Pod::Elemental's document object model is much less sophisticated than the HTML
DOM, but still makes a lot of document transformations easy.
In general, you'll want to read in a Pod document and then perform a number of
prepackaged transformations on it. The most common of these will be the L<Pod5
transformation|Pod::Elemental::Transformer::Pod5>, which assumes that the basic
meaning of Pod commands described in the Perl 5 documentation hold: C<=begin>,
C<=end>, and C<=for> commands mark regions of the document, leading whitespace
marks a verbatim paragraph, and so on.
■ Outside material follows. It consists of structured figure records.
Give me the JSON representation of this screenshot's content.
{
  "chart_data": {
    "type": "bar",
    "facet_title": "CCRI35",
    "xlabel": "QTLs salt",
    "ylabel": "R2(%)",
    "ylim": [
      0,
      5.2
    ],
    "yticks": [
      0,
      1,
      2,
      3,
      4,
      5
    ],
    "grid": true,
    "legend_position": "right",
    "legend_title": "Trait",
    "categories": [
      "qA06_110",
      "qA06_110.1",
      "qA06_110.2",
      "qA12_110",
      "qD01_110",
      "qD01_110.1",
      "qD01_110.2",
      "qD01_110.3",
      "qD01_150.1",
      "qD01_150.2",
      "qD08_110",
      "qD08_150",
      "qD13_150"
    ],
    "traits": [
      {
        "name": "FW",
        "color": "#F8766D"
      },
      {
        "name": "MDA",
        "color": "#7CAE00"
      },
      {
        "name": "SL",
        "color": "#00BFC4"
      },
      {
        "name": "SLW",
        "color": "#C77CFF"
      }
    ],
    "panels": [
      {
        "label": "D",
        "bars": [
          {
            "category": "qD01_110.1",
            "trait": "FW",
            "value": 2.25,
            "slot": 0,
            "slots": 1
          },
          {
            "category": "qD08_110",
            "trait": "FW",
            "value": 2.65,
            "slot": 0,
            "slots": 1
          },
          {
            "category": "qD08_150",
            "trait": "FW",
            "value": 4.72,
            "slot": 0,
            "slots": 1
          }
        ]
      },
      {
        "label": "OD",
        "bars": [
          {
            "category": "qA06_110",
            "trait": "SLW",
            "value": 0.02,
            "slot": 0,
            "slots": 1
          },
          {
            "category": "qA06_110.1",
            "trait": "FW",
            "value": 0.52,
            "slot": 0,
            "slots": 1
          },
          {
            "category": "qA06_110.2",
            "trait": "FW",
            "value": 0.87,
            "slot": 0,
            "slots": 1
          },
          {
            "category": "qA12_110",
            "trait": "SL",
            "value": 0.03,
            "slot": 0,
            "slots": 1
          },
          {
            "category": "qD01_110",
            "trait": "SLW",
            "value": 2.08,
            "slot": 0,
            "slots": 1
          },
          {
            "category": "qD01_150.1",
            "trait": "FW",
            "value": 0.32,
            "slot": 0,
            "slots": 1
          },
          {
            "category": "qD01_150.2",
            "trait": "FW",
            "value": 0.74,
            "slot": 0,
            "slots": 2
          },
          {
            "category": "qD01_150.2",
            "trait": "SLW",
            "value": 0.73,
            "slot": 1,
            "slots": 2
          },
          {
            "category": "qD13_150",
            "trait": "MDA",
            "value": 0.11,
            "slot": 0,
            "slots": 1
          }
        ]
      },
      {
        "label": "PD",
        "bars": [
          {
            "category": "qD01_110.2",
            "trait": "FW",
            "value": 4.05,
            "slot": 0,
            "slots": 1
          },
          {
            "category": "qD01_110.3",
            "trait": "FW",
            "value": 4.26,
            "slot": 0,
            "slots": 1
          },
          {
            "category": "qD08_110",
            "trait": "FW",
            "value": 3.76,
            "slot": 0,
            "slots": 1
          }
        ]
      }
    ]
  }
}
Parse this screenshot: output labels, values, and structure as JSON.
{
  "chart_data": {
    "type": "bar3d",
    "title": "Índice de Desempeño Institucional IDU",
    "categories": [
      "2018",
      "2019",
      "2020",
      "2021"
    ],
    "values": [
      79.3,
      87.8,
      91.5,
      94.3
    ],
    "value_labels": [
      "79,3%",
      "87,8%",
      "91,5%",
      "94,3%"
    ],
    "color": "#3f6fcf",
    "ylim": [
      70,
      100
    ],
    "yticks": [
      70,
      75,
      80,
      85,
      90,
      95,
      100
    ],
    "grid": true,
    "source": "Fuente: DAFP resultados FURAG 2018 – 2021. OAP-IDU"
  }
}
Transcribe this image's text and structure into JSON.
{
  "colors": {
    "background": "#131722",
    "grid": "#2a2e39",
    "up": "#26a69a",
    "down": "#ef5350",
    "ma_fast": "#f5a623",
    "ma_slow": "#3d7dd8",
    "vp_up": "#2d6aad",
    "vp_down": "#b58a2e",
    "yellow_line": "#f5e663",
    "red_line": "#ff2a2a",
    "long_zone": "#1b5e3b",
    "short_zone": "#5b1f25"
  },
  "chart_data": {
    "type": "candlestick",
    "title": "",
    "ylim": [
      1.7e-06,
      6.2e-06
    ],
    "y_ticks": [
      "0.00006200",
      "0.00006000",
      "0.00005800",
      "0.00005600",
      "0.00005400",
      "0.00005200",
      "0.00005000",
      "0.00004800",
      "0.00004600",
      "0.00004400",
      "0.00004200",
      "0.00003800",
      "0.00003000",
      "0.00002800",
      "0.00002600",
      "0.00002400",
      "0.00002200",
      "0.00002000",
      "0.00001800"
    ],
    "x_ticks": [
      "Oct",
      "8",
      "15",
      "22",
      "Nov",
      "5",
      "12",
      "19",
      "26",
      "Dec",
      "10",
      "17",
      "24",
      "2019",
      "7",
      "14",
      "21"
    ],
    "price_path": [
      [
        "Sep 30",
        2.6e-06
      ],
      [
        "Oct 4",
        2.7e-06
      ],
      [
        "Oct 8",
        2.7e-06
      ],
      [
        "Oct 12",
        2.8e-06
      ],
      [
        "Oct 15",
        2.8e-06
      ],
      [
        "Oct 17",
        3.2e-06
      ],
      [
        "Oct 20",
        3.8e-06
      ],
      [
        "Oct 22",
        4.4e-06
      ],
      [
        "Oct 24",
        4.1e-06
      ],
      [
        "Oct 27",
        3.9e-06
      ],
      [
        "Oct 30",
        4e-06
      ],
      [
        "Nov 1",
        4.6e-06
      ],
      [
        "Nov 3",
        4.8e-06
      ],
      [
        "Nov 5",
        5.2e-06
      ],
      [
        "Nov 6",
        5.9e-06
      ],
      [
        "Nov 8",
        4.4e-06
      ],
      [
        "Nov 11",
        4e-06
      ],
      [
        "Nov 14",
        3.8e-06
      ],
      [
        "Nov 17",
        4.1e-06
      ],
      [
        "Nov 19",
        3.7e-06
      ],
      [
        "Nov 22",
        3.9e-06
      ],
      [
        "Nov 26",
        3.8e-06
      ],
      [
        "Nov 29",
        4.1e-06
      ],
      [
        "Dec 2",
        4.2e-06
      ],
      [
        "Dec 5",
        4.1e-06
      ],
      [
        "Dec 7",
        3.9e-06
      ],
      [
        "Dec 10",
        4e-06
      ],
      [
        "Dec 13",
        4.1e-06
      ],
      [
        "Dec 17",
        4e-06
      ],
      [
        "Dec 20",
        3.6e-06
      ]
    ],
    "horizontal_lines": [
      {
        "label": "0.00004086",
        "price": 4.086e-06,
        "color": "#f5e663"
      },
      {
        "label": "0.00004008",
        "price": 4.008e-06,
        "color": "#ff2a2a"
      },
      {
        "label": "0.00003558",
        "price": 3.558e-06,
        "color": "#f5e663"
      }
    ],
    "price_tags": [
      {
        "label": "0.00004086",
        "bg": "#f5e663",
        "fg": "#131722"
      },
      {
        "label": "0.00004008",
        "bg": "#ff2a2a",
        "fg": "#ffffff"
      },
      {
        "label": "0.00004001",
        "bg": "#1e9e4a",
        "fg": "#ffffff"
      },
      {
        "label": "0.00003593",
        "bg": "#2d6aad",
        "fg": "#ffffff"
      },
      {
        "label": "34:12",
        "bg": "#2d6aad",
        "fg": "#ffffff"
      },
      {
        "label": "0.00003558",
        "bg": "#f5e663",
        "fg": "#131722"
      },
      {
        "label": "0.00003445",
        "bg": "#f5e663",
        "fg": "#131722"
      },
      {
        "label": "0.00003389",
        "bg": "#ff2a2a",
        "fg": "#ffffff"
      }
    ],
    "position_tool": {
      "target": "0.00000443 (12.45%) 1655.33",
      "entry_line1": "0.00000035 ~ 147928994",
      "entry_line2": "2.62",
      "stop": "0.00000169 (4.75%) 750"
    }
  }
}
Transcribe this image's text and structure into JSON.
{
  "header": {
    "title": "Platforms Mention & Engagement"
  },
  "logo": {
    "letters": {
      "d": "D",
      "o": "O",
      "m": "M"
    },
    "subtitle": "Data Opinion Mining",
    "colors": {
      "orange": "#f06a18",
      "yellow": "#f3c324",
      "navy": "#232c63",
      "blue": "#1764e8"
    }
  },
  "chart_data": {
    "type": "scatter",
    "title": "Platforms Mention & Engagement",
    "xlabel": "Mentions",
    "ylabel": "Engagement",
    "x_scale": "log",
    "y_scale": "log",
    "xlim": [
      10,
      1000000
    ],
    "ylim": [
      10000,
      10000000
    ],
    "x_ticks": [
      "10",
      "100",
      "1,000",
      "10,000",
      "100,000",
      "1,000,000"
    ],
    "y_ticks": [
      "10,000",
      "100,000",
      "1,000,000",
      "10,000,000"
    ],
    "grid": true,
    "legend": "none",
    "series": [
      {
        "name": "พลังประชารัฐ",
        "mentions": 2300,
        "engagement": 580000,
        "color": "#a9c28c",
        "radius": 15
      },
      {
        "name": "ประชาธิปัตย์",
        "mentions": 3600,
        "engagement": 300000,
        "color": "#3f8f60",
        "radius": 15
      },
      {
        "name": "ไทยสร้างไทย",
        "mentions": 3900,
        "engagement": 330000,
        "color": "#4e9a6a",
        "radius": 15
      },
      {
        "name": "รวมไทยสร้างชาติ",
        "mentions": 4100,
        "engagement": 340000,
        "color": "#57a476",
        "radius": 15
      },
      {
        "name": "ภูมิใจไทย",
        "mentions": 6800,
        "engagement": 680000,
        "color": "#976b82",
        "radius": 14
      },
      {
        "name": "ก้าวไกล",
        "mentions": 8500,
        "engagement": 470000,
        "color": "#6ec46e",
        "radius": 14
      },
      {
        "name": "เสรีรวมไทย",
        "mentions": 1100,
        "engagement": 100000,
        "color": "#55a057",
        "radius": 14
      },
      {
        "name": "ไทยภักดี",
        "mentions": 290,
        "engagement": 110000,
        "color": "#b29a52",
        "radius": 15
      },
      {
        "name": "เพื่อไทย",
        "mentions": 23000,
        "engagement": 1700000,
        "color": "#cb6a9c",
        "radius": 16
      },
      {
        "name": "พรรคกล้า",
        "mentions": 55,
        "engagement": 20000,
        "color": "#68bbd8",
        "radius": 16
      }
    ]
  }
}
The Pod5 transformer also eliminates
the need to track elements representing vertical whitespace.
=head1 ATTRIBUTES
=head2 event_reader
The event reader (by default a new instance of
L<Pod::Eventual::Simple|Pod::Eventual::Simple> is used to convert input into an
event stream. In general, it should provide C<read_*> methods that behave like
Pod::Eventual::Simple.
=head2 objectifier
The objectifier (by default a new Pod::Elemental::Objectifier) must provide an
C<objectify_events> method that converts Pod events into
Pod::Elemental::Element objects.
=head2 document_class
This is the class for documents created by reading pod.
=head1 METHODS
=head2 read_handle
=head2 read_file
=head2 read_string
These methods read the given input and return a Pod::Elemental::Document.
=head1 AUTHOR
Ricardo SIGNES <rjbs@cpan.org>
=head1 COPYRIGHT AND LICENSE
This software is copyright (c) 2014 by Ricardo SIGNES.
This is free software; you can redistribute it and/or modify it under
the same terms as the Perl 5 programming language system itself.